Forthcoming: The Christological Act of Motherhood.



[1] An example of this range of use is present in the letters between Pliny and Trajan, wherein Pliny is thankful to have been granted the same privileges (special favour) as those who have three or four children in their family (private laws). See Pliny the Younger. Letters, Volume II: Books 8-10. Panegyricus. Translated by Betty Radice. Loeb Classical Library 59. Cambridge, MA: Harvard University Press, 1969.

[2] Melissa Hofmann., “Research Guides: Privilege and Intersectionality: What Is Privilege?” Guides.rider.edu., 2018. https://guides.rider.edu/privilege. 8

[3] Alice von Hildebrand., The Privilege of Being a Woman. Naples: Sapientia Press of Ave Maria University, 2007, 15.

[4] John Paul II, Letter to Women, encyclical letter, Vatican website, June 29, 1995, https://www.vatican.va/content/john-paul-ii/en/letters/1995/documents/hf_jp-ii_let_29061995_women.html

[5] See Pope Pius XII’s address to the World Union of Catholic Women’s Organizations in 1957.

[6] Joseph Mindszenty., The Mother. Literary Licensing, MI: USA, LLC, 66.

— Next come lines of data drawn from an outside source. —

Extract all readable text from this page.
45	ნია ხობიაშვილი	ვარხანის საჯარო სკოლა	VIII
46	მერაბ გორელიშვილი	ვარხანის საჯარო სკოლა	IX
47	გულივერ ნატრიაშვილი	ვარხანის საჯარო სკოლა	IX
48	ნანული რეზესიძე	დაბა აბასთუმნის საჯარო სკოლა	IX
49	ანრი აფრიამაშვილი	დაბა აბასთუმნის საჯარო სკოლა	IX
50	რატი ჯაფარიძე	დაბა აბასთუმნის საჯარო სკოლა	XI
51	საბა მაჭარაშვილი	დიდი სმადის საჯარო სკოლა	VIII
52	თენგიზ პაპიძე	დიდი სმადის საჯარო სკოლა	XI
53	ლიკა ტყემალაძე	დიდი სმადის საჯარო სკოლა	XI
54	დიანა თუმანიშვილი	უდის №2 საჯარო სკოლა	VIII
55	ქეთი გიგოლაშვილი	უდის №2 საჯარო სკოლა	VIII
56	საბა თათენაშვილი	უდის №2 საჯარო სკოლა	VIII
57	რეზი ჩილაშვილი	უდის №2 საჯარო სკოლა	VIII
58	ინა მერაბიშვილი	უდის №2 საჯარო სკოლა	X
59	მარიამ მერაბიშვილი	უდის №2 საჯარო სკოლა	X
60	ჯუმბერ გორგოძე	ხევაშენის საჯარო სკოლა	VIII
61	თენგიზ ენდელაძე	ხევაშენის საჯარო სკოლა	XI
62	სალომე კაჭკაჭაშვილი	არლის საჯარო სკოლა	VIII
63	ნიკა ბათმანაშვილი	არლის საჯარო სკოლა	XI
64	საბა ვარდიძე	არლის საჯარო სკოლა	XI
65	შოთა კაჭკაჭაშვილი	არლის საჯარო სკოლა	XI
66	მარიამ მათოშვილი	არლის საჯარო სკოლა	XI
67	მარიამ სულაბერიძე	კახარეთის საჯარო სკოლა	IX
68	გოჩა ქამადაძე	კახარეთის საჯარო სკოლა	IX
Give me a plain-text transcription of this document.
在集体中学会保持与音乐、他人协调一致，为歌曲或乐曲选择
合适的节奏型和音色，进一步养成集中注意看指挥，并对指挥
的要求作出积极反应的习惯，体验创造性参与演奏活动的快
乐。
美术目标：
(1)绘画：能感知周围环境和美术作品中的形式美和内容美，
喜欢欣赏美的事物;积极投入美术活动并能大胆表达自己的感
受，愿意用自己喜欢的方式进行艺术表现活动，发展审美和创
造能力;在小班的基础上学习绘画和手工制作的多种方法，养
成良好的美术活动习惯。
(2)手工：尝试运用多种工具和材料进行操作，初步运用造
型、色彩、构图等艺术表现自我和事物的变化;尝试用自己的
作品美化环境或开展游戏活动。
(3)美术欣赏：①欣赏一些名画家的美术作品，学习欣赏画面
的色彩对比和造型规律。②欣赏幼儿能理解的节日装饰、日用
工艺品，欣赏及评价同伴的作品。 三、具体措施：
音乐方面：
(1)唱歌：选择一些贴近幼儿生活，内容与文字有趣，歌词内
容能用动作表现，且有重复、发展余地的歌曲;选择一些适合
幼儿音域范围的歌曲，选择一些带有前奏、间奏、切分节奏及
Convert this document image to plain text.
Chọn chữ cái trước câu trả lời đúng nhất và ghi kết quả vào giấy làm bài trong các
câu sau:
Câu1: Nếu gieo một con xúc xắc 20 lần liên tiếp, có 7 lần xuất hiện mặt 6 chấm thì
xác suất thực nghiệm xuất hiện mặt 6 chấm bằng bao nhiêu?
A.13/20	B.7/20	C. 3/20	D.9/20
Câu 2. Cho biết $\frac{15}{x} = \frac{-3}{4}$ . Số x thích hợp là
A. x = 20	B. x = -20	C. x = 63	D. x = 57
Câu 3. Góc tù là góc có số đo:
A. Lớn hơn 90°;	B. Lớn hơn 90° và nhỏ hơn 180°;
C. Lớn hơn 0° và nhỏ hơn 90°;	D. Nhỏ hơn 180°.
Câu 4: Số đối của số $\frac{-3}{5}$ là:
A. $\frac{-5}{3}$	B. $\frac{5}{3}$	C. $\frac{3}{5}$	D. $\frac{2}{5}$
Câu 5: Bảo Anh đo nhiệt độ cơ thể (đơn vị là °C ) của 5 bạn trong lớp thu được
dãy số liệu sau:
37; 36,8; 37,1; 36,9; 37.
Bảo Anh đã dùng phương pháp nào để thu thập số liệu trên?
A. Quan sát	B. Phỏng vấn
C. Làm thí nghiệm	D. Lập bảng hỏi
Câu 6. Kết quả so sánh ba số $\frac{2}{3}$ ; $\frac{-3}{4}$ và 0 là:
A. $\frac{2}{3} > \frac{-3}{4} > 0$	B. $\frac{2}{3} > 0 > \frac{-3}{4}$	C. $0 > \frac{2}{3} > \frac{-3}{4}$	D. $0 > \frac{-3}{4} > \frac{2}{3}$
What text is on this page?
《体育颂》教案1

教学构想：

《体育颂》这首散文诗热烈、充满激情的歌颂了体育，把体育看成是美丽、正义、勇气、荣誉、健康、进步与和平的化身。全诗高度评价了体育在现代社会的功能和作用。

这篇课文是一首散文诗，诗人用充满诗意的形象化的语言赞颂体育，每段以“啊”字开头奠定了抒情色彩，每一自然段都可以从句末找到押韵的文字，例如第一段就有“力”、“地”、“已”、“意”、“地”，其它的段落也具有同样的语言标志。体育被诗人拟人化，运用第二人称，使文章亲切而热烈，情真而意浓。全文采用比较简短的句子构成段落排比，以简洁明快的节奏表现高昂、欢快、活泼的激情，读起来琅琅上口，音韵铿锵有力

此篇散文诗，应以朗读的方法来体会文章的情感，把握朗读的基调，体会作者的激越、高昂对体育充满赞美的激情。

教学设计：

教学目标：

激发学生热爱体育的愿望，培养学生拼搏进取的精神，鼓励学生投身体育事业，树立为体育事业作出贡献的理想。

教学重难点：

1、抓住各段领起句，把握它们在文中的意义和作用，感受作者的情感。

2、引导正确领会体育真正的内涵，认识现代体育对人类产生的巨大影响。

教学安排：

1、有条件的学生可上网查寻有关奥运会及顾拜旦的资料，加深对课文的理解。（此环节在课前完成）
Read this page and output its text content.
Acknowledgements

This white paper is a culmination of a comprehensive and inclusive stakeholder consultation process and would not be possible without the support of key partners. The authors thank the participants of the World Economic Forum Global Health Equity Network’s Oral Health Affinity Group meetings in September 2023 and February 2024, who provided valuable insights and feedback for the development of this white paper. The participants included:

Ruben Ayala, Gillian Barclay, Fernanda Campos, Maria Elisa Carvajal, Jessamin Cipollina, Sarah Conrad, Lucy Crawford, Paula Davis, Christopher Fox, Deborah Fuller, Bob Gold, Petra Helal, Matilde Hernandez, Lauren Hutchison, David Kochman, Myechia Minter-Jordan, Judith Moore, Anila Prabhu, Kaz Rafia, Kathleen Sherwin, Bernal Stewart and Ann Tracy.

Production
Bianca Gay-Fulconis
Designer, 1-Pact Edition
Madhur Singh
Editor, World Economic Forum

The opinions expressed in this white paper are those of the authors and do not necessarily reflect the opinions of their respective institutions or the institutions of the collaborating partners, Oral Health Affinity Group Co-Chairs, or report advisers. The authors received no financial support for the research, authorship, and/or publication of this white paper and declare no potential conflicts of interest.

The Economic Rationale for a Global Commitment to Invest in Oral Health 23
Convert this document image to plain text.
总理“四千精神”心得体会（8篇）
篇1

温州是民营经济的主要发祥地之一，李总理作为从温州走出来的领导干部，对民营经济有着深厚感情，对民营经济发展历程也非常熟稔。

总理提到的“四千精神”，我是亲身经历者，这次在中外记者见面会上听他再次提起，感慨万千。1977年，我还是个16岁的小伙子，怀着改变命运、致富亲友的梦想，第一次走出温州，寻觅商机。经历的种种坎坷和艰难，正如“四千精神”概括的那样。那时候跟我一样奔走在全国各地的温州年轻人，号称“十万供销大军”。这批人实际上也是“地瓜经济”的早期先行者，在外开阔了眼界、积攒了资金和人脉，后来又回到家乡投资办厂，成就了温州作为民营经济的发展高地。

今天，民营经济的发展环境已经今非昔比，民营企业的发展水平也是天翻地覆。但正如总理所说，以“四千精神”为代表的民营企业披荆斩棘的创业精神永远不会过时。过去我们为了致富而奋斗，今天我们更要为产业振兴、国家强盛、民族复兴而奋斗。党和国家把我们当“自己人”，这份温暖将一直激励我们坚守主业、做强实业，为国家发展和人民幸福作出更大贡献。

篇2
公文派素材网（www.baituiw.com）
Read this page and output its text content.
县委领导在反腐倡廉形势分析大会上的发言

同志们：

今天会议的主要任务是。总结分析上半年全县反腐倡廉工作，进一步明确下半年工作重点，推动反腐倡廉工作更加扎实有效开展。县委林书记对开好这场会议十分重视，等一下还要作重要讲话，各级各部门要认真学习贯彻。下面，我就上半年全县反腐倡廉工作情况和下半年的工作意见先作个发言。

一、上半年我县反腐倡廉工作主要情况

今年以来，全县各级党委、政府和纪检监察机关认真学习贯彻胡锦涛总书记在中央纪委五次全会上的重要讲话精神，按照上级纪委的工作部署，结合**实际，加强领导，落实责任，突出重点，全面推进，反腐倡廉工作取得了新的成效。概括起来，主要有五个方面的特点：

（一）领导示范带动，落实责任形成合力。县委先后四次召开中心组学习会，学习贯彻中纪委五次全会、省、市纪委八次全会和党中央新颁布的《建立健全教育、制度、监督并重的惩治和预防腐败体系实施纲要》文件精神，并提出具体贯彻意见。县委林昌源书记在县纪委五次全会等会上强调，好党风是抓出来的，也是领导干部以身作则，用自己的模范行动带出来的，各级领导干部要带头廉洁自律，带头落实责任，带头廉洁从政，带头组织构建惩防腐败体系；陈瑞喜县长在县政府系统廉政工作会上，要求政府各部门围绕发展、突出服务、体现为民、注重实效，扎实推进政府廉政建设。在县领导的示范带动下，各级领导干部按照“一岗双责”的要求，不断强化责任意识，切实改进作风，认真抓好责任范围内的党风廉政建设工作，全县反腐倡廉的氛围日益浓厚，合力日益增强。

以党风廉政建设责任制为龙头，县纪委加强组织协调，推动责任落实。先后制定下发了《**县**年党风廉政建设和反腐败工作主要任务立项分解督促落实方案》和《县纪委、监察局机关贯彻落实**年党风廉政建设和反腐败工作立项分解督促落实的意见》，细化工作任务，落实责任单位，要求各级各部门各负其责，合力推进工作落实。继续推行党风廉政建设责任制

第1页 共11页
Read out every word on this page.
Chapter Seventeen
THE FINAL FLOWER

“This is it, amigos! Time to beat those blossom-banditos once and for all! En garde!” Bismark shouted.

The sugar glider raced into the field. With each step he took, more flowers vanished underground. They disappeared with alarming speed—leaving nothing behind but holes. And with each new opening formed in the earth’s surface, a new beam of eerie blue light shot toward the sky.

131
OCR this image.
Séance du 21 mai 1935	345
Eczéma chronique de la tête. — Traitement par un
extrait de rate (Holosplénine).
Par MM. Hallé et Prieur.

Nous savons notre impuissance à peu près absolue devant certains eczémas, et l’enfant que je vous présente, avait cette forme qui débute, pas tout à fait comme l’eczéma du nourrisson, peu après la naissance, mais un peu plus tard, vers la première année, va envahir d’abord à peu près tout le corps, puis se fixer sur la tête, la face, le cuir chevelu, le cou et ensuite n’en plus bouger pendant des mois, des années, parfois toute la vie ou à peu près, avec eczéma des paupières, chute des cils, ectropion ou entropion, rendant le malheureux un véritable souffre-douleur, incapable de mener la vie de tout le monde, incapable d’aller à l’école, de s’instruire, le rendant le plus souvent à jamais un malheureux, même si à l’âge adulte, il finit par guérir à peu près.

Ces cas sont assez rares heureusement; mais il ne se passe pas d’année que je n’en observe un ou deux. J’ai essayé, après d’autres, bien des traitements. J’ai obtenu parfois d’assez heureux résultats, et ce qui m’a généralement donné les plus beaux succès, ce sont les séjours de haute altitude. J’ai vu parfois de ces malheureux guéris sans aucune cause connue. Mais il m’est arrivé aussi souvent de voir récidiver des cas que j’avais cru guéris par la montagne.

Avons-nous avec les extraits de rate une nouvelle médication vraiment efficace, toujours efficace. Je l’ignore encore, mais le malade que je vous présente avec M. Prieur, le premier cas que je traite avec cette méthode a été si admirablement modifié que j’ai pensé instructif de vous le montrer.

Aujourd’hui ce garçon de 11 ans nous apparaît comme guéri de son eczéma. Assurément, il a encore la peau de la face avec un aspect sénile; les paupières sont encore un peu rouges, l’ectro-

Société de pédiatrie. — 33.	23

[7] By ‘Modern Feminism’ here, I am referring to its usage in Mona Charen’s Sex Matters: How Modern Feminism Lost Touch with Science, Love, and Common Sense.

[8] De Beauvoir wrote vehemently against the notion of the metaphysical and its import for women precisely because metaphysics imprisons woman in her status of the ‘Other’, refusing her access to the actual status of humanity, that of autonomy and freedom. I am grateful to Julia Kristeva’s work for this insight.

[9] Mindszenty, 5.

[10] John Paul II, Mulieris Dignitatem, Apostolic letter, Vatican website, August 15, 1988, https://www.vatican.va/content/john-paul-ii/en/apost_letters/1988/documents/hf_jp-ii_apl_19880815_mulieris-dignitatem.html

[11] John Paul II, Evangelium Vitae, Encyclical letter, Vatican website, March 25, 1995, https://www.vatican.va/content/john-paul-ii/en/encyclicals/documents/hf_jp-ii_enc_25031995_evangelium-vitae.html

[12] Alice von Hildebrand., The Privilege of Being a Woman. Naples: Sapientia Press of Ave Maria University, 2007, 84.

[13] Gilbert Keith Chesterton., What’s Wrong with the World. Binker North, 148.